You can get a quote if you know the 
1) weight 
2) size of the package and 
3) the postal code you are shipping to.

cheers

Dave


----------



## smorgdonkey

You are in for about $50 if it is in a guitar box with a case inside. It is the size of it that makes it cost that much.


----------



## pickslide

That is what I was thinking...around $50 in a guitar box. Thanks.


----------



## JSD's Guitar Shack

I ship them out Expedited parcel and it usually costs anywhere from $35 to $45 depending on size and how far its going.


----------



## mikereflector

cost depends on whether you ship air or ground,overnight or by snail method,size and weight of package and how much you insure for.

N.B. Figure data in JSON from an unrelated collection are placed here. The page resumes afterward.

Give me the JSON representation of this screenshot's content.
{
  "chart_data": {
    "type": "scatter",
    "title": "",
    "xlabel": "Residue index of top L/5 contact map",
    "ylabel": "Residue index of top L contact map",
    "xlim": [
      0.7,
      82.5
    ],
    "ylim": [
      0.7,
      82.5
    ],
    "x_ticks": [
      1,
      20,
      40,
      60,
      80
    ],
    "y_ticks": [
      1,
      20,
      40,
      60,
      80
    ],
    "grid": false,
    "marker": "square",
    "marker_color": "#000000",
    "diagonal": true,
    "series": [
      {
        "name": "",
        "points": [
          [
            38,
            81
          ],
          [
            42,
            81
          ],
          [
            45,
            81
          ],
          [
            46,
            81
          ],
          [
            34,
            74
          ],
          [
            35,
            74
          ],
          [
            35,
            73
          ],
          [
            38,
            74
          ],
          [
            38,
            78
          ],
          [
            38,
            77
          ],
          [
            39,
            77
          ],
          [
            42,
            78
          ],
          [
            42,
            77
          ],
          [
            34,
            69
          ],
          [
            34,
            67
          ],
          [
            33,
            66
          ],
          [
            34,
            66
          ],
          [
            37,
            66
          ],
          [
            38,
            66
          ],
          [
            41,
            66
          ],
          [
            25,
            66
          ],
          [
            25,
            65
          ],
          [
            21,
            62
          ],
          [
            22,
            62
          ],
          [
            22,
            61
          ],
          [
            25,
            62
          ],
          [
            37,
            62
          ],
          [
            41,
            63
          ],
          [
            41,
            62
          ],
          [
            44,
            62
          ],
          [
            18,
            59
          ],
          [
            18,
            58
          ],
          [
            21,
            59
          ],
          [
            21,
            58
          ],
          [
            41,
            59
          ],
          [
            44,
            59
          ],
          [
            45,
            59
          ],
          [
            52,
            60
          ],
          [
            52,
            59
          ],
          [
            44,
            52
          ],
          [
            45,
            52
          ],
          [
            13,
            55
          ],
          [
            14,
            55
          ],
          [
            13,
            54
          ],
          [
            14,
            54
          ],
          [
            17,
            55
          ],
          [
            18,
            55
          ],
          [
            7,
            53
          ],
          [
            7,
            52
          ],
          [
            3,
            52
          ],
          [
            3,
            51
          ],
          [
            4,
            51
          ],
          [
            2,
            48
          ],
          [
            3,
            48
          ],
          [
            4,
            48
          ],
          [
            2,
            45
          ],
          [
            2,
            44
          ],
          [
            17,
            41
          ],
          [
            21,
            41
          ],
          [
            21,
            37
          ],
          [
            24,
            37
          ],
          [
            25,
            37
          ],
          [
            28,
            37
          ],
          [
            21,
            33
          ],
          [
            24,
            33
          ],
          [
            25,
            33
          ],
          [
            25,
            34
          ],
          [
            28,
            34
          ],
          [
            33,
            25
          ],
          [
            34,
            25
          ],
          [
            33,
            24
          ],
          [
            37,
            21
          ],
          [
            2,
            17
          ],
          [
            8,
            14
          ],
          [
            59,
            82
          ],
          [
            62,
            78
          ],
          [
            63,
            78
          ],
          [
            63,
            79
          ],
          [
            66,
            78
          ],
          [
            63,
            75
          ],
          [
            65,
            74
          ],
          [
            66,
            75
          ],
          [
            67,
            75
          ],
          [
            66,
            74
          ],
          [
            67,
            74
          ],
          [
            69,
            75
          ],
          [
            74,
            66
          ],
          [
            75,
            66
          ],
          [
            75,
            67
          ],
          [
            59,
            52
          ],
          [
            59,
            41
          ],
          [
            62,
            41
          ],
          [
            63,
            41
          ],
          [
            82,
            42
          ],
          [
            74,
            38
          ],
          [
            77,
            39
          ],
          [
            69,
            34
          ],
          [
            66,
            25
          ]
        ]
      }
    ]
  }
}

e.g. $148 overnight air from Vancouver to Niagara and that was for a '69Goldtop...


----------



## dan_

Check out Greyhound Express shipping...could save you a whack of dough, and get it there faster. (ie 15 pound box overnight to Montreal was $23....)


----------



## cdub66

Seems to depend on distance as well as size/weight-Tele in the black rectangular case they come in $105.00 Northern AB. to Ont.
Strat in the new SKS (or whatever they're called) case (which is slightly larger) $55.00 Northern AB. to central AB.

Both shipped Canadapost Expresspost, both equally packed and over-wrapped with cardboard.

Heck it cost $30.00 to ship a POD 2.0 to Ont. Expresspost.

Although, in Canadapost's defence-everything has arrived intact and on time.

My $0.02


----------



## salv

For shipping within Canada, Fedex Ground is cheaper than Canada Post and ground is quicker than expedited parcel.


----------



## torndownunit

dan_ said:


> Check out Greyhound Express shipping...could save you a whack of dough, and get it there faster. (ie 15 pound box overnight to Montreal was $23....)


I was nervous first time I used this method, but it was indeed super cheap. The item arrived on time, and there wasn't a single mark on the box. I have used it one other time since, and been very happy. It's not that common of a method though, so people are leery of it sometimes.

The shipping rates are all over the place. Which is why it's best to go to Canada Post's site after you get a box and the dimensions. I shipped a 50 lb amp head to Thunder Bay Express Post with $1000 insurance for about $30.... but I have paid that much to ship small parcels to B.C. through Xpress Post.


----------



## Scottone

torndownunit said:


> .... but I have paid that much to ship small parcels to B.C. through Xpress Post.


Shipping costs between Ontario and B.C. can be brutal...especially to the island.

Thats a good tip about Greyhound's service..


----------



## Sugar

Will Canada Post package it for you?


----------



## dtsaudio

> The shipping rates are all over the place. Which is why it's best to go to Canada Post's site after you get a box and the dimensions


 I once took the same parcel to two different post offices, and got two substantially different prices. 



> Will Canada Post package it for you?


 No. Only UPS does that at a UPS store. Costs a fortune and they pack very poorly.


----------



## Intrepid

I would rather pack the guitar myself to make sure there is support at the neck and headstock and plenty of padding between the case and box. I mostly use Canada Post and have never paid more than $50.00 within Canada. I once used UPS to ship a vintage Martin to B.C and paid around $150.00 with insurance and it was there in less than 3 days.


----------